Własna firma – moje marzenie. Cały czas próbuje coś robić w tym kierunku. Nie jest łatwo, ale brak działań na pewno nie sprawi że będzie mi lżej 🙂 Codziennie staram się dorzucać jakąś cegiełkę do swojej przyszłości, ale jeszcze długa droga przede mną
Podjęcie takiej pracy nie jest łatwym zadaniem, w szczególności jeśli ktoś nie posiada doświadczenia, ale po sobie wiem, że już po 8 miesiącach korzystania z wielu poradników, a także intensywnej nauki byłem w stanie zarabiać pieniądze, który pozwoliły mi zrezygnować z etatu i skupić się w 100% na pracy który mi w pełni odpowiada.
Nie zawsze trzeba rzucać etat. Czasem można poszukać nowej pracy, która niekoniecznie musi być stresująca, jak poprzednia i dawać wiele więcej satysfakcji. Ja się długo zastanawiałem i postanowiłem, że zainwestuję w swój etat. W mojej firmie certyfikacja dużo daje, więc się opłaciło. Po godzinach staram się znaleźć czas na skończenie aplikacji mobilnej i wypuszczenie na rynek – może z tego będzie w przyszłości jakiś grosz 🙂
Marze o tym aby kiedyś pracować na własny rachunek, a nie być zatrudnioną do realizowania cudzych marzeń 😉 Na razie jednak będzie ciężko. Nie dość, że praca na etacie to jeszcze decyzja o rozpoczęciu studiów magisterskich. Cały weekend uczelnia, a czasu tak mało 🙂 Cóż trzeba się nie poddawać, uzbroić w cierpliwość i czytać takie ciekawe artykuły!

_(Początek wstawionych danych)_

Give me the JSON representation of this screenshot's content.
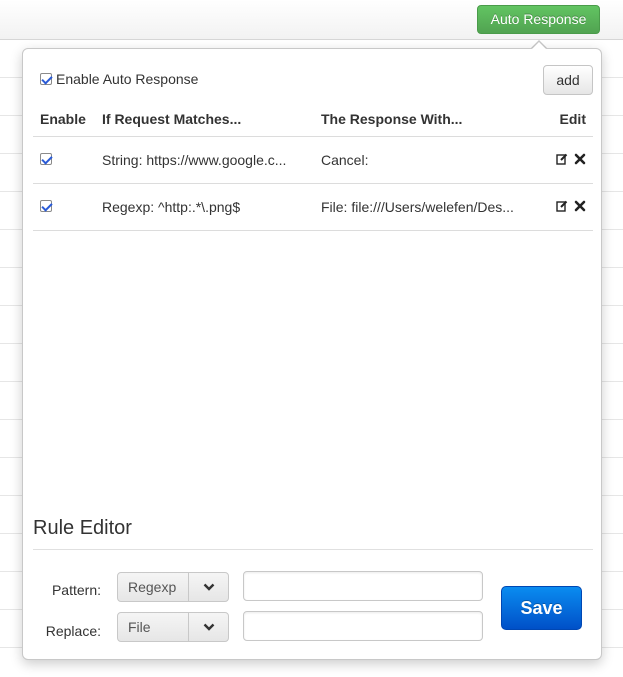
{
  "toolbar": {
    "auto_response_label": "Auto Response"
  },
  "popover": {
    "enable_label": "Enable Auto Response",
    "enable_checked": true,
    "add_label": "add",
    "columns": [
      "Enable",
      "If Request Matches...",
      "The Response With...",
      "Edit"
    ],
    "rules": [
      {
        "enabled": true,
        "match": "String: https://www.google.c...",
        "response": "Cancel:"
      },
      {
        "enabled": true,
        "match": "Regexp: ^http:.*\\.png$",
        "response": "File: file:///Users/welefen/Des..."
      }
    ],
    "icons": {
      "edit": "edit-icon",
      "delete": "delete-icon",
      "chevron": "chevron-down-icon"
    }
  },
  "editor": {
    "title": "Rule Editor",
    "pattern_label": "Pattern:",
    "pattern_type": "Regexp",
    "pattern_value": "",
    "replace_label": "Replace:",
    "replace_type": "File",
    "replace_value": "",
    "save_label": "Save"
  },
  "colors": {
    "auto_response": "#51a351",
    "save": "#0066d9"
  }
}
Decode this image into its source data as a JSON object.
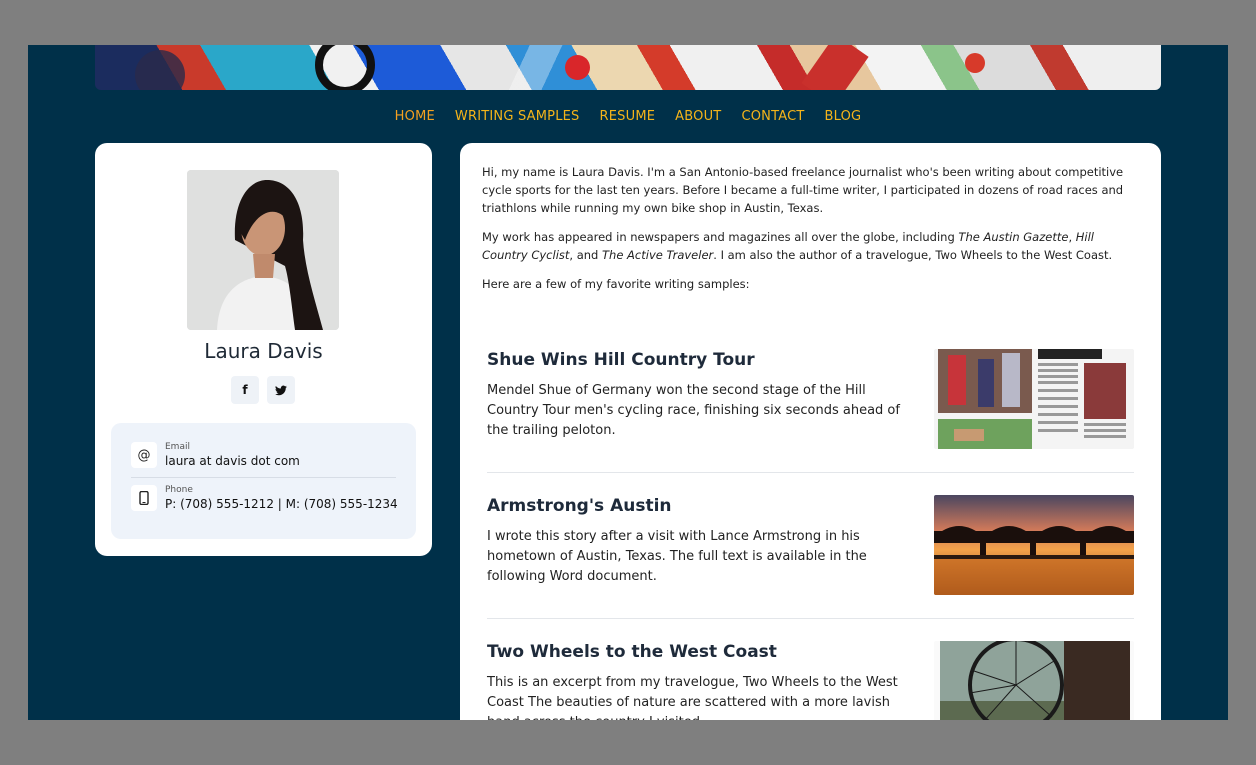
{
  "nav": [
    {
      "label": "HOME",
      "active": true
    },
    {
      "label": "WRITING SAMPLES"
    },
    {
      "label": "RESUME"
    },
    {
      "label": "ABOUT"
    },
    {
      "label": "CONTACT"
    },
    {
      "label": "BLOG"
    }
  ],
  "profile": {
    "name": "Laura Davis",
    "social": [
      {
        "icon": "facebook-icon",
        "glyph": "f"
      },
      {
        "icon": "twitter-icon",
        "glyph": "🐦"
      }
    ],
    "contact": {
      "email_label": "Email",
      "email_value": "laura at davis dot com",
      "phone_label": "Phone",
      "phone_value": "P: (708) 555-1212 | M: (708) 555-1234"
    }
  },
  "intro": {
    "p1": "Hi, my name is Laura Davis. I'm a San Antonio-based freelance journalist who's been writing about competitive cycle sports for the last ten years. Before I became a full-time writer, I participated in dozens of road races and triathlons while running my own bike shop in Austin, Texas.",
    "p2_a": "My work has appeared in newspapers and magazines all over the globe, including ",
    "p2_pub1": "The Austin Gazette",
    "p2_b": ", ",
    "p2_pub2": "Hill Country Cyclist",
    "p2_c": ", and ",
    "p2_pub3": "The Active Traveler",
    "p2_d": ". I am also the author of a travelogue, Two Wheels to the West Coast.",
    "p3": "Here are a few of my favorite writing samples:"
  },
  "articles": [
    {
      "title": "Shue Wins Hill Country Tour",
      "desc": "Mendel Shue of Germany won the second stage of the Hill Country Tour men's cycling race, finishing six seconds ahead of the trailing peloton."
    },
    {
      "title": "Armstrong's Austin",
      "desc": "I wrote this story after a visit with Lance Armstrong in his hometown of Austin, Texas. The full text is available in the following Word document."
    },
    {
      "title": "Two Wheels to the West Coast",
      "desc": "This is an excerpt from my travelogue, Two Wheels to the West Coast The beauties of nature are scattered with a more lavish hand across the country I visited."
    }
  ],
  "colors": {
    "background": "#003049",
    "nav": "#f4b41a",
    "card": "#ffffff"
  }
}
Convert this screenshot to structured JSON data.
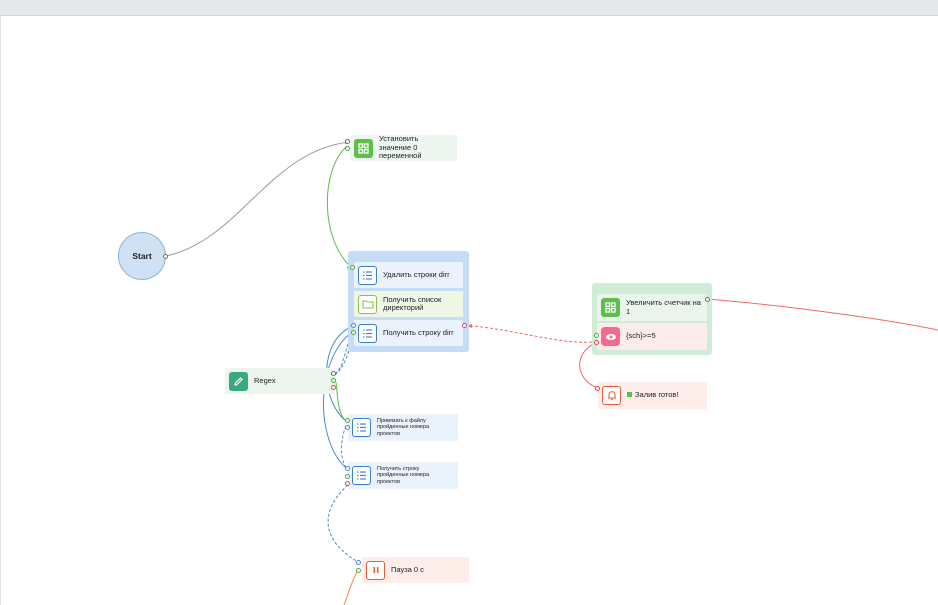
{
  "nodes": {
    "start": {
      "label": "Start"
    },
    "set_value": {
      "label": "Установить значение 0 переменной",
      "color": "#5fbf4a"
    },
    "delete_rows": {
      "label": "Удалить строки dirr"
    },
    "get_dirs": {
      "label": "Получить список директорий"
    },
    "get_row": {
      "label": "Получить строку dirr"
    },
    "regex": {
      "label": "Regex",
      "color": "#3ba882"
    },
    "bind_file": {
      "label": "Привязать к файлу пройденные номера проектов"
    },
    "get_row_projects": {
      "label": "Получить строку пройденные номера проектов"
    },
    "pause": {
      "label": "Пауза 0 с",
      "color": "#e85a3c"
    },
    "increment": {
      "label": "Увеличить счетчик на 1"
    },
    "condition": {
      "label": "{sch}>=5",
      "color": "#f06a91"
    },
    "done": {
      "label": "Залив готов!"
    }
  },
  "icons": {
    "grid": "grid-icon",
    "list": "list-icon",
    "folder": "folder-icon",
    "pencil": "pencil-icon",
    "eye": "eye-icon",
    "pause": "pause-icon",
    "bell": "bell-icon"
  },
  "colors": {
    "group_blue": "#c6dcf6",
    "group_green": "#d1ecd6",
    "link_green": "#5cbd4a",
    "link_red": "#ef6a6a",
    "link_blue": "#4a88d6",
    "link_gray": "#9a9a9a"
  }
}
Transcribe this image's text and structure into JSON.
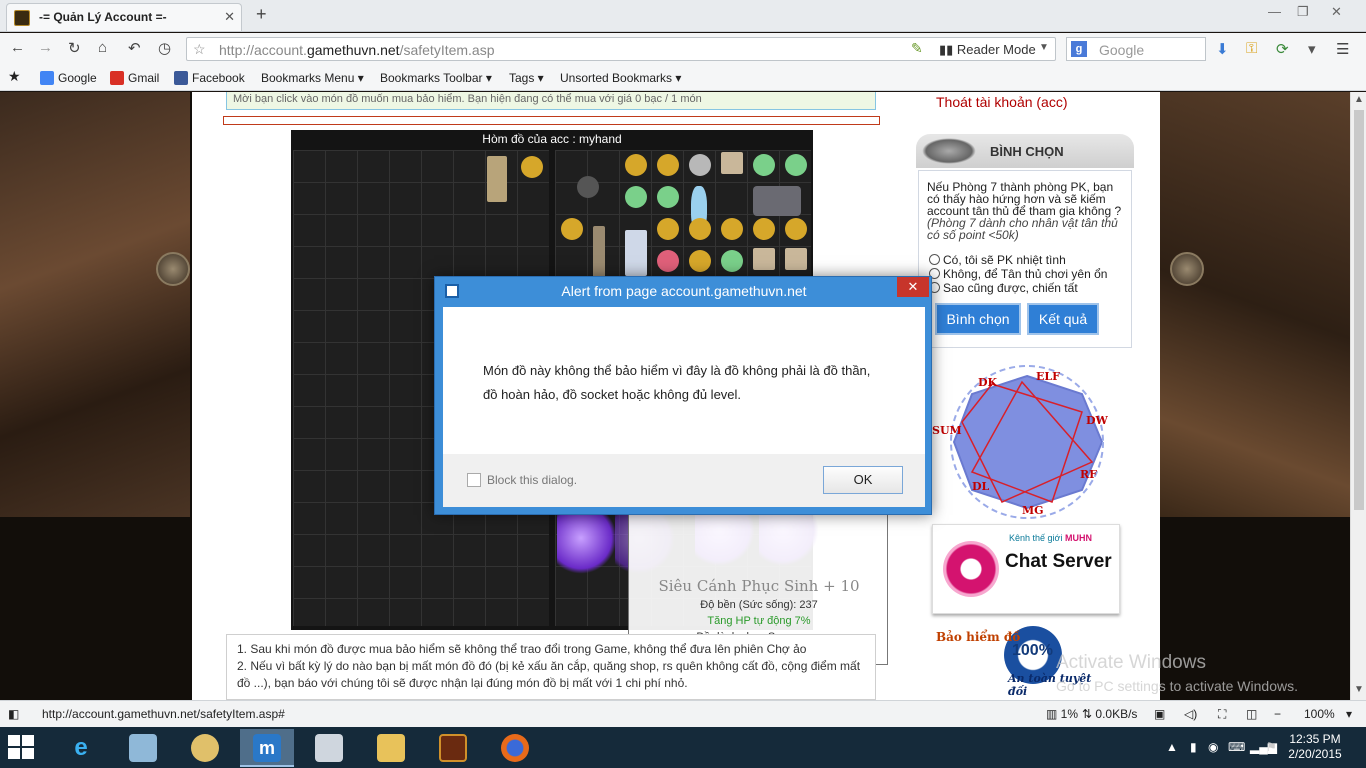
{
  "browser": {
    "tab_title": "-= Quản Lý Account =-",
    "tab_close": "✕",
    "new_tab": "+",
    "window_controls": [
      "—",
      "❐",
      "✕"
    ],
    "url_prefix": "http://account.",
    "url_domain": "gamethuvn.net",
    "url_path": "/safetyItem.asp",
    "reader_mode": "Reader Mode",
    "search_placeholder": "Google",
    "bookmarks": [
      {
        "label": "Google",
        "color": "#4285f4"
      },
      {
        "label": "Gmail",
        "color": "#d93025"
      },
      {
        "label": "Facebook",
        "color": "#3b5998"
      },
      {
        "label": "Bookmarks Menu ▾"
      },
      {
        "label": "Bookmarks Toolbar ▾"
      },
      {
        "label": "Tags ▾"
      },
      {
        "label": "Unsorted Bookmarks ▾"
      }
    ]
  },
  "page": {
    "notice": "Mời bạn click vào món đồ muốn mua bảo hiểm. Bạn hiện đang có thể mua với giá 0 bạc / 1 món",
    "inventory_title": "Hòm đồ của acc : myhand",
    "tooltip": {
      "name": "Siêu Cánh Phục Sinh + 10",
      "durability": "Độ bền (Sức sống): 237",
      "hp_bonus": "Tăng HP tự động 7%",
      "for_class": "Đồ dành cho : Summoner",
      "stars": "★★★★★★"
    },
    "notes": [
      "1. Sau khi món đồ được mua bảo hiểm sẽ không thể trao đổi trong Game, không thể đưa lên phiên Chợ ảo",
      "2. Nếu vì bất kỳ lý do nào bạn bị mất món đồ đó (bị kẻ xấu ăn cắp, quăng shop, rs quên không cất đồ, cộng điểm mất đồ ...), bạn báo với chúng tôi sẽ được nhận lại đúng món đồ bị mất với 1 chi phí nhỏ."
    ]
  },
  "sidebar": {
    "logout": "Thoát tài khoản (acc)",
    "vote_title": "BÌNH CHỌN",
    "vote_question": "Nếu Phòng 7 thành phòng PK, bạn có thấy hào hứng hơn và sẽ kiếm account tân thủ để tham gia không ?",
    "vote_note": "(Phòng 7 dành cho nhân vật tân thủ có số point <50k)",
    "vote_options": [
      "Có, tôi sẽ PK nhiệt tình",
      "Không, để Tân thủ chơi yên ổn",
      "Sao cũng được, chiến tất"
    ],
    "vote_button": "Bình chọn",
    "result_button": "Kết quả",
    "classes": [
      "DK",
      "ELF",
      "DW",
      "RF",
      "MG",
      "DL",
      "SUM"
    ],
    "chat_small_1": "Kênh thế giới",
    "chat_small_2": "MUHN",
    "chat_big": "Chat Server",
    "insurance_title": "Bảo hiểm đồ",
    "insurance_100": "100%",
    "insurance_sub": "An toàn tuyệt đối"
  },
  "dialog": {
    "title": "Alert from page account.gamethuvn.net",
    "close": "✕",
    "message": "Món đồ này không thể bảo hiểm vì đây là đồ không phải là đồ thần, đồ hoàn hảo, đồ socket hoặc không đủ level.",
    "block_label": "Block this dialog.",
    "ok": "OK"
  },
  "watermark": {
    "line1": "Activate Windows",
    "line2": "Go to PC settings to activate Windows."
  },
  "statusbar": {
    "url": "http://account.gamethuvn.net/safetyItem.asp#",
    "cpu": "1%",
    "net": "0.0KB/s",
    "zoom": "100%"
  },
  "taskbar": {
    "time": "12:35 PM",
    "date": "2/20/2015"
  }
}
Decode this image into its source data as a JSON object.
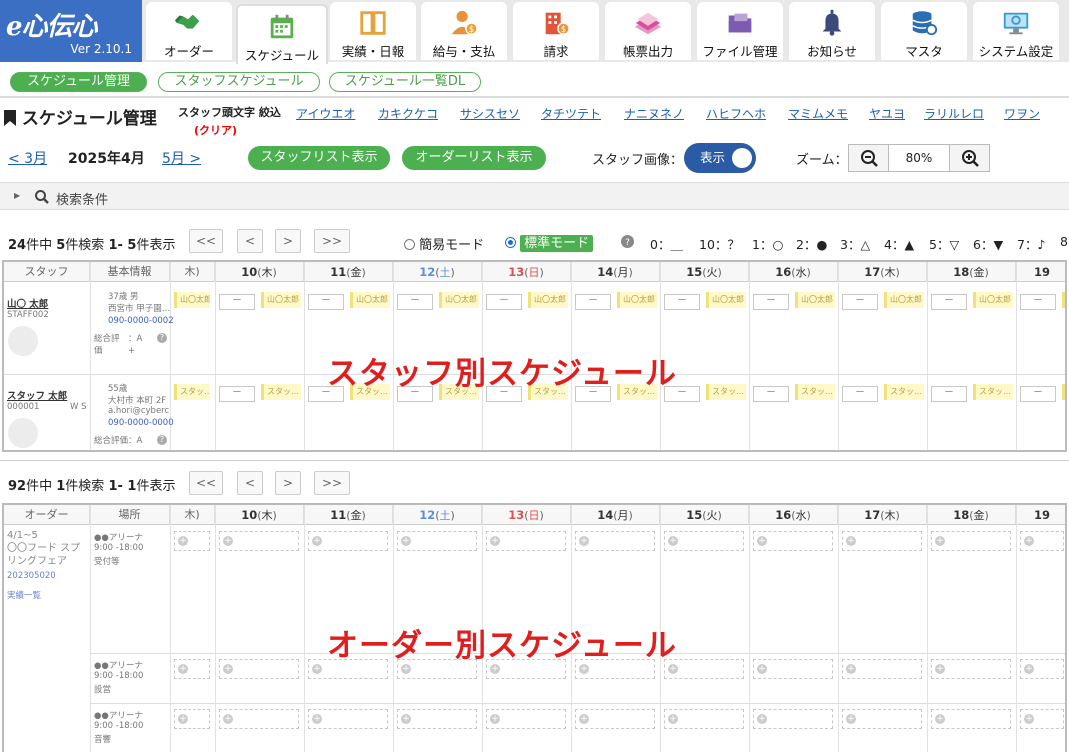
{
  "app": {
    "brand": "e心伝心",
    "version": "Ver 2.10.1"
  },
  "nav": [
    {
      "label": "オーダー",
      "icon": "handshake-icon",
      "color": "#3aa04a"
    },
    {
      "label": "スケジュール",
      "icon": "calendar-icon",
      "color": "#58b24a"
    },
    {
      "label": "実績・日報",
      "icon": "book-icon",
      "color": "#e8a23a"
    },
    {
      "label": "給与・支払",
      "icon": "person-money-icon",
      "color": "#e8933a"
    },
    {
      "label": "請求",
      "icon": "building-money-icon",
      "color": "#e2553a"
    },
    {
      "label": "帳票出力",
      "icon": "papers-icon",
      "color": "#d94f9c"
    },
    {
      "label": "ファイル管理",
      "icon": "folder-icon",
      "color": "#7d5bb0"
    },
    {
      "label": "お知らせ",
      "icon": "bell-icon",
      "color": "#3a4a7a"
    },
    {
      "label": "マスタ",
      "icon": "database-icon",
      "color": "#2a6fb4"
    },
    {
      "label": "システム設定",
      "icon": "monitor-gear-icon",
      "color": "#3a9bd4"
    }
  ],
  "subtabs": [
    "スケジュール管理",
    "スタッフスケジュール",
    "スケジュール一覧DL"
  ],
  "page_title": "スケジュール管理",
  "kana_filter": {
    "label": "スタッフ頭文字 絞込",
    "clear": "(クリア)",
    "letters": [
      "アイウエオ",
      "カキクケコ",
      "サシスセソ",
      "タチツテト",
      "ナニヌネノ",
      "ハヒフヘホ",
      "マミムメモ",
      "ヤユヨ",
      "ラリルレロ",
      "ワヲン"
    ]
  },
  "month": {
    "prev": "< 3月",
    "current": "2025年4月",
    "next": "5月 >"
  },
  "buttons": {
    "staff_list": "スタッフリスト表示",
    "order_list": "オーダーリスト表示"
  },
  "staff_image": {
    "label": "スタッフ画像：",
    "toggle": "表示"
  },
  "zoom": {
    "label": "ズーム：",
    "value": "80%"
  },
  "search": {
    "label": "検索条件"
  },
  "staff_section": {
    "count": {
      "total": "24",
      "total_unit": "件中",
      "found": "5",
      "found_unit": "件検索",
      "range": "1- 5",
      "range_unit": "件表示"
    },
    "pager": [
      "<<",
      "<",
      ">",
      ">>"
    ],
    "modes": {
      "simple": "簡易モード",
      "standard": "標準モード"
    },
    "legend": [
      "0：＿",
      "10：？",
      "1：○",
      "2：●",
      "3：△",
      "4：▲",
      "5：▽",
      "6：▼",
      "7：♪",
      "8"
    ],
    "headers": {
      "staff": "スタッフ",
      "info": "基本情報"
    },
    "days": [
      {
        "d": "",
        "w": "木"
      },
      {
        "d": "10",
        "w": "木"
      },
      {
        "d": "11",
        "w": "金"
      },
      {
        "d": "12",
        "w": "土"
      },
      {
        "d": "13",
        "w": "日"
      },
      {
        "d": "14",
        "w": "月"
      },
      {
        "d": "15",
        "w": "火"
      },
      {
        "d": "16",
        "w": "水"
      },
      {
        "d": "17",
        "w": "木"
      },
      {
        "d": "18",
        "w": "金"
      },
      {
        "d": "19",
        "w": ""
      }
    ],
    "rows": [
      {
        "name": "山〇 太郎",
        "code": "STAFF002",
        "age": "37歳 男",
        "addr": "西宮市 甲子園…",
        "tel": "090-0000-0002",
        "rating": "総合評　：A",
        "rating2": "価　　　+",
        "chip": "山〇太郎"
      },
      {
        "name": "スタッフ 太郎",
        "code": "000001",
        "tag": "W S",
        "age": "55歳",
        "addr": "大村市 本町 2F",
        "mail": "a.hori@cyberc…",
        "tel": "090-0000-0000",
        "rating": "総合評価：A",
        "chip": "スタッ…"
      }
    ],
    "dash": "ー",
    "overlay": "スタッフ別スケジュール"
  },
  "order_section": {
    "count": {
      "total": "92",
      "total_unit": "件中",
      "found": "1",
      "found_unit": "件検索",
      "range": "1- 1",
      "range_unit": "件表示"
    },
    "pager": [
      "<<",
      "<",
      ">",
      ">>"
    ],
    "headers": {
      "order": "オーダー",
      "place": "場所"
    },
    "order": {
      "period": "4/1~5",
      "name": "〇〇フード スプリングフェア",
      "code": "202305020",
      "link": "実績一覧"
    },
    "places": [
      {
        "name": "●●アリーナ",
        "time": "9:00 -18:00",
        "role": "受付等"
      },
      {
        "name": "●●アリーナ",
        "time": "9:00 -18:00",
        "role": "設営"
      },
      {
        "name": "●●アリーナ",
        "time": "9:00 -18:00",
        "role": "音響"
      }
    ],
    "overlay": "オーダー別スケジュール"
  }
}
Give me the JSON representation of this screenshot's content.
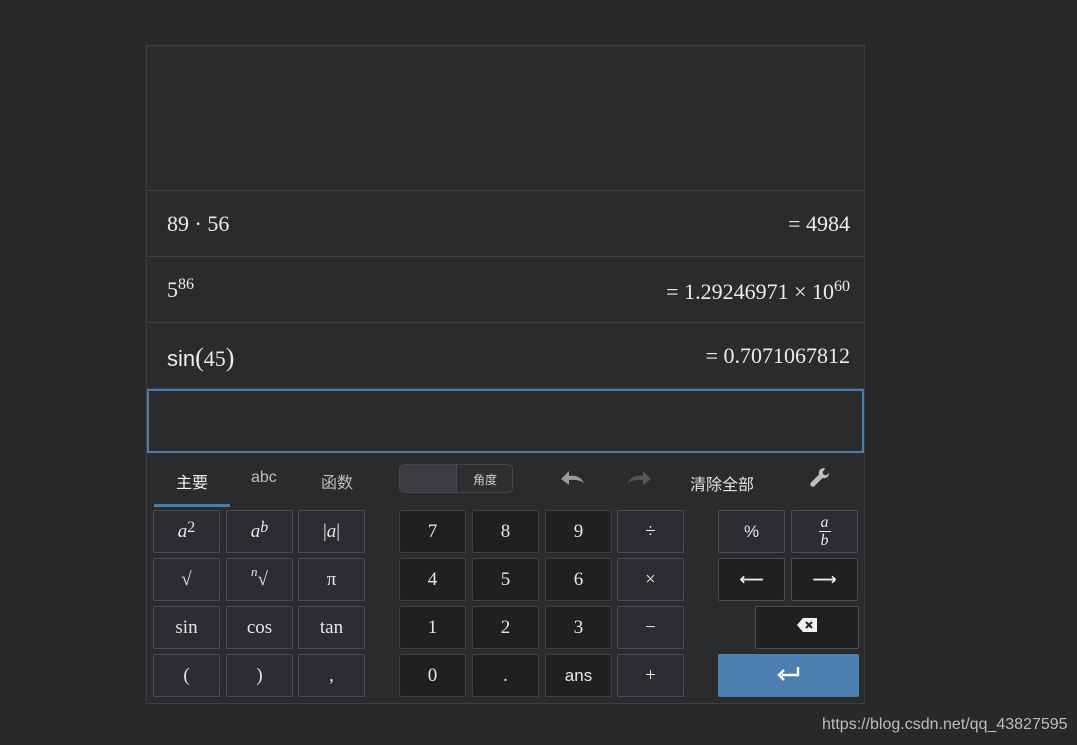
{
  "history": [
    {
      "expr_base": "89 · 56",
      "result": "= 4984"
    },
    {
      "expr_base": "5",
      "expr_sup": "86",
      "result_base": "= 1.29246971 × 10",
      "result_sup": "60"
    },
    {
      "expr_fn": "sin",
      "expr_open": "(",
      "expr_arg": "45",
      "expr_close": ")",
      "result": "= 0.7071067812"
    }
  ],
  "input": {
    "value": ""
  },
  "tabs": [
    {
      "label": "主要",
      "active": true
    },
    {
      "label": "abc",
      "active": false
    },
    {
      "label": "函数",
      "active": false
    }
  ],
  "angle_toggle": {
    "label": "角度"
  },
  "toolbar": {
    "undo_icon": "undo-icon",
    "redo_icon": "redo-icon",
    "clear_all": "清除全部",
    "settings_icon": "wrench-icon"
  },
  "keys": {
    "a_squared": {
      "base": "a",
      "sup": "2"
    },
    "a_pow_b": {
      "base": "a",
      "sup": "b"
    },
    "abs": {
      "left": "|",
      "var": "a",
      "right": "|"
    },
    "sqrt": "√",
    "nth_root": {
      "index": "n",
      "radical": "√"
    },
    "pi": "π",
    "sin": "sin",
    "cos": "cos",
    "tan": "tan",
    "lparen": "(",
    "rparen": ")",
    "comma": ",",
    "n7": "7",
    "n8": "8",
    "n9": "9",
    "div": "÷",
    "n4": "4",
    "n5": "5",
    "n6": "6",
    "mul": "×",
    "n1": "1",
    "n2": "2",
    "n3": "3",
    "sub": "−",
    "n0": "0",
    "dot": ".",
    "ans": "ans",
    "add": "+",
    "percent": "%",
    "fraction": {
      "num": "a",
      "den": "b"
    },
    "left_arrow": "⟵",
    "right_arrow": "⟶"
  },
  "watermark": "https://blog.csdn.net/qq_43827595",
  "colors": {
    "accent": "#4c7fb0",
    "background": "#28292b"
  }
}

Pracując na własny rachunek nie jest łatwo bo z pracy wychodzimy po 8 godzinach a pracując na własny rachunek myślimy cały czas o pracy. Przypomina to robienie nadgodzin, aby dojść do sumy pięcio cyfrowej musimy pracować 16 godzin / dobę nawet żeby zarobić te 1000 z adsense niema łatwo. Przypomina to odchudzanie bez ćwiczenia możemy się na pracować a 0 efektu. Często jakieś profity przychodzą po 1 lub 2 latach. Zarabianie w internecie jest coraz droższe ponieważ g wprowadza udziwnieni a nakładając filtry bany na strony MFA. Aby zarobić trzeba zainwestować i nikt tego nie napisze ile wydaje na marketing… Czytaj więcej »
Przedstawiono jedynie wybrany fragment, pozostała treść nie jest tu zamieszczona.